Proton Affinity and Conformational Integrity of a 24-Atom Triazine Macrocycle across Physiologically Relevant pH.

For 24-atom triazine macrocycles, protonation of the heterocycle leads to a rigid, folded structure presenting a network of hydrogen bonds. These molecules derive from dynamic covalent chemistry wherein triazine monomers bearing a protected hydrazine group and acetal tethered by the amino acid dimerize quantitatively in an acidic solution. Here, lysine is used, and the product is a tetracation. The primary amines of the lysine side chains do not interfere with quantitative yields of the desired bis(hydrazone) at concentrations of 5-125 mg/mL. Mathematical modeling of data derived from titration experiments of the macrocycle reveals that the p K a values of the protonated triazines are 5.6 and 6.7. Changes in chemical shifts of resonances in the 1 H NMR spectra corroborate these values and further support assignment of the protonation sites.
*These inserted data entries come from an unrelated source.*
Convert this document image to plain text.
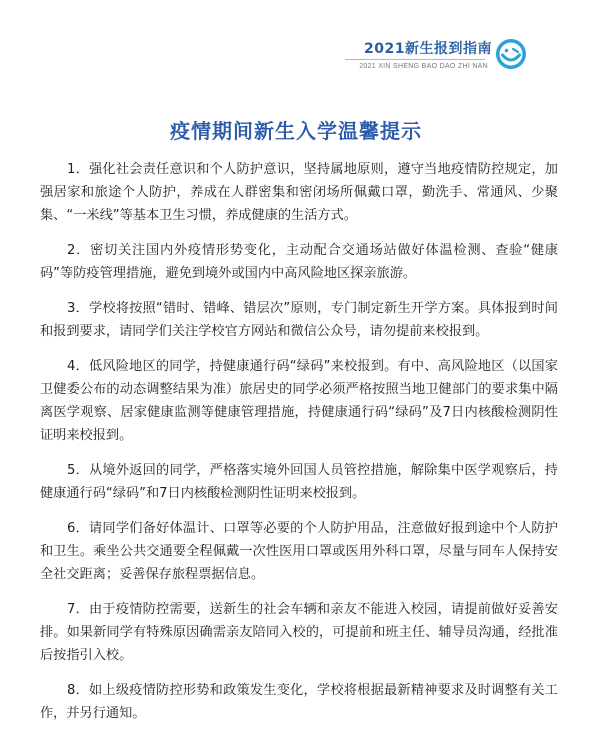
2021新生报到指南
2021 XIN SHENG BAO DAO ZHI NAN
疫情期间新生入学温馨提示

1．强化社会责任意识和个人防护意识，坚持属地原则，遵守当地疫情防控规定，加强居家和旅途个人防护，养成在人群密集和密闭场所佩戴口罩，勤洗手、常通风、少聚集、“一米线”等基本卫生习惯，养成健康的生活方式。

2．密切关注国内外疫情形势变化，主动配合交通场站做好体温检测、查验“健康码”等防疫管理措施，避免到境外或国内中高风险地区探亲旅游。

3．学校将按照“错时、错峰、错层次”原则，专门制定新生开学方案。具体报到时间和报到要求，请同学们关注学校官方网站和微信公众号，请勿提前来校报到。

4．低风险地区的同学，持健康通行码“绿码”来校报到。有中、高风险地区（以国家卫健委公布的动态调整结果为准）旅居史的同学必须严格按照当地卫健部门的要求集中隔离医学观察、居家健康监测等健康管理措施，持健康通行码“绿码”及7日内核酸检测阴性证明来校报到。

5．从境外返回的同学，严格落实境外回国人员管控措施，解除集中医学观察后，持健康通行码“绿码”和7日内核酸检测阴性证明来校报到。

6．请同学们备好体温计、口罩等必要的个人防护用品，注意做好报到途中个人防护和卫生。乘坐公共交通要全程佩戴一次性医用口罩或医用外科口罩，尽量与同车人保持安全社交距离；妥善保存旅程票据信息。

7．由于疫情防控需要，送新生的社会车辆和亲友不能进入校园，请提前做好妥善安排。如果新同学有特殊原因确需亲友陪同入校的，可提前和班主任、辅导员沟通，经批准后按指引入校。

8．如上级疫情防控形势和政策发生变化，学校将根据最新精神要求及时调整有关工作，并另行通知。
The p K a values of the lysine side chains are consistent with expectation. Upon deprotonation, the macrocycle enjoys greater conformational freedom as evident from the broadening of resonances in the 1 H and 13 C NMR spectra indicative of dynamic motion on the NMR time scale and the appearance of additional conformations at room temperature. While well-tempered metadynamics suggests only a modest difference in accessible conformational footprints of the protonated and deprotonated macrocycles, the shift in conformation(s) supports the stabilizing role that the protons adopt in the hydrogen-bonded network.